И руки Стивен упали с плеч Анджелы, и она крепко сжала губы, чтобы ни одно возражение не сорвалось с них больше; она не имела права возражать.
Глава двадцать первая
1
Этой осенью семейство Кросби отправилось в Шотландию, а Стивен – в Корнуэлл, вместе со своей матерью. Анна была нездорова, ей нужна была перемена обстановки, и врач рассказал им об Уотергейтской бухте, вот почему они уехали в Корнуэлл. Стивен было неважно, куда ехать, потому что ей не было позволено присоединиться к Анджеле в Шотландии. Анджела стояла на своем довольно твердо: «Нет, дорогая моя, это не годится. Я знаю, что из этого устроит Ральф. Я не могу разрешить тебе следовать за нами в Шотландию». И на этом вопрос был закрыт.
И теперь Стивен сидела и мрачно размышляла над своей проблемой, а Анна мирно читала, не задавая никаких вопросов. Она редко беспокоила свою дочь вопросами, редко даже выказывала интерес к ее письмам.
Время от времени из Мортона писала Паддл, и тогда Анна говорила, узнавая почерк:
– Все в порядке?
И Стивен отвечала:
– Да, мама. Паддл пишет, что все в порядке.
Как все и было – в Мортоне.
Но вести из Шотландии, казалось, совсем не торопились. Письма Стивен часто оставались без ответа; а те ответы, которые она получала, никуда не годились, потому что осмотрительность Анджелы служила ей очень строгим цензором. Самой Стивен, как она обнаружила, приходилось писать очень осторожно, чтобы умиротворить этого цензора.
Дважды в день она заходила к портье, доброму человеку с красным лицом, который симпатизировал влюбленным.
– Есть для меня письма? – спрашивала она, изо всех сил стараясь принять скучающий вид при одной мысли о письмах.
– Нет, мисс.
– Следующая почта придет в семь?
– Да, мисс.
– Спасибо.
Она уходила прочь, покидая портье, который думал: «Она не похожа не девушку, у которой есть молодой человек, но этого так сразу и не скажешь. Так или иначе, кажется, что она беспокоится – надеюсь, все в порядке с бедной молодой леди». Он действительно начал интересоваться Стивен и иногда заговаривал о ней с женой:
– Ты замечала ее, Элис? Странного вида девушка, такая высокая, носит воротничок и галстук – знаешь, такая мужеподобная. И она, кажется, вечером просто меняет костюм, надевает тот, что потемнее – но никогда не наденет вечернее платье.
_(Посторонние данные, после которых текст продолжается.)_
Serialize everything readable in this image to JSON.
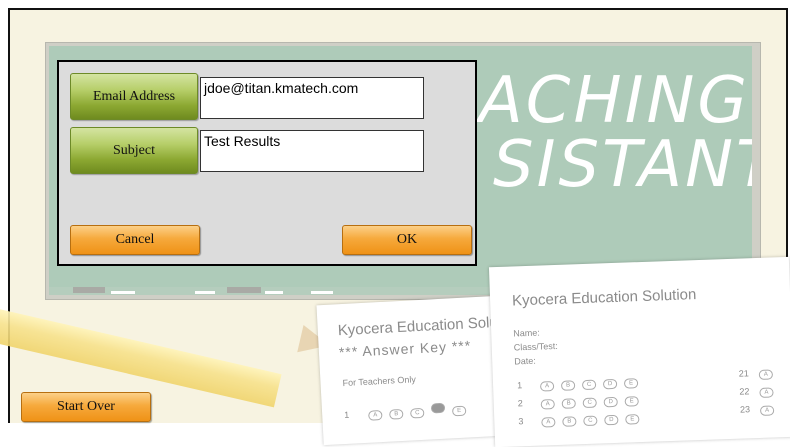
{
  "dialog": {
    "email_label": "Email Address",
    "email_value": "jdoe@titan.kmatech.com",
    "subject_label": "Subject",
    "subject_value": "Test Results",
    "cancel_label": "Cancel",
    "ok_label": "OK"
  },
  "board": {
    "line1": "ACHING",
    "line2": "SISTANT"
  },
  "sheets": {
    "back_title": "Kyocera Education Solut",
    "back_subtitle": "*** Answer Key ***",
    "back_note": "For Teachers Only",
    "back_row_number": "1",
    "front_title": "Kyocera Education Solution",
    "front_name_label": "Name:",
    "front_class_label": "Class/Test:",
    "front_date_label": "Date:",
    "front_rows": [
      "1",
      "2",
      "3"
    ],
    "front_rows_right": [
      "21",
      "22",
      "23"
    ],
    "bubble_letters": [
      "A",
      "B",
      "C",
      "D",
      "E"
    ]
  },
  "footer": {
    "start_over_label": "Start Over"
  },
  "colors": {
    "chalkboard": "#aecbb9",
    "button_green": "#8ca832",
    "button_orange": "#f6a93c",
    "dialog_bg": "#dcdcdc"
  }
}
А мать у нее все еще красивая; но девушка… не знаю, что-то в ней такое есть; так или иначе, удивительно, что у нее есть молодой человек; хотя должен быть, судя по тому, как она ждет почты; иногда мне ее жаль.
Но ее визиты к портье не всегда были бесплодными:
– Есть для меня письма?
– Да, мисс, вот, но только одно.
Он глядел на нее покровительственно, радуясь той мысли, что ее молодой человек написал ей; и Стивен, угадывая его мысли по лицу, смущалась и сердилась. Выхватив у него письмо, она спешила на пляж, где скалы обеспечивали ей укрытие, и где некому было смотреть на нее покровительственно, не считая случайно залетавших туда чаек.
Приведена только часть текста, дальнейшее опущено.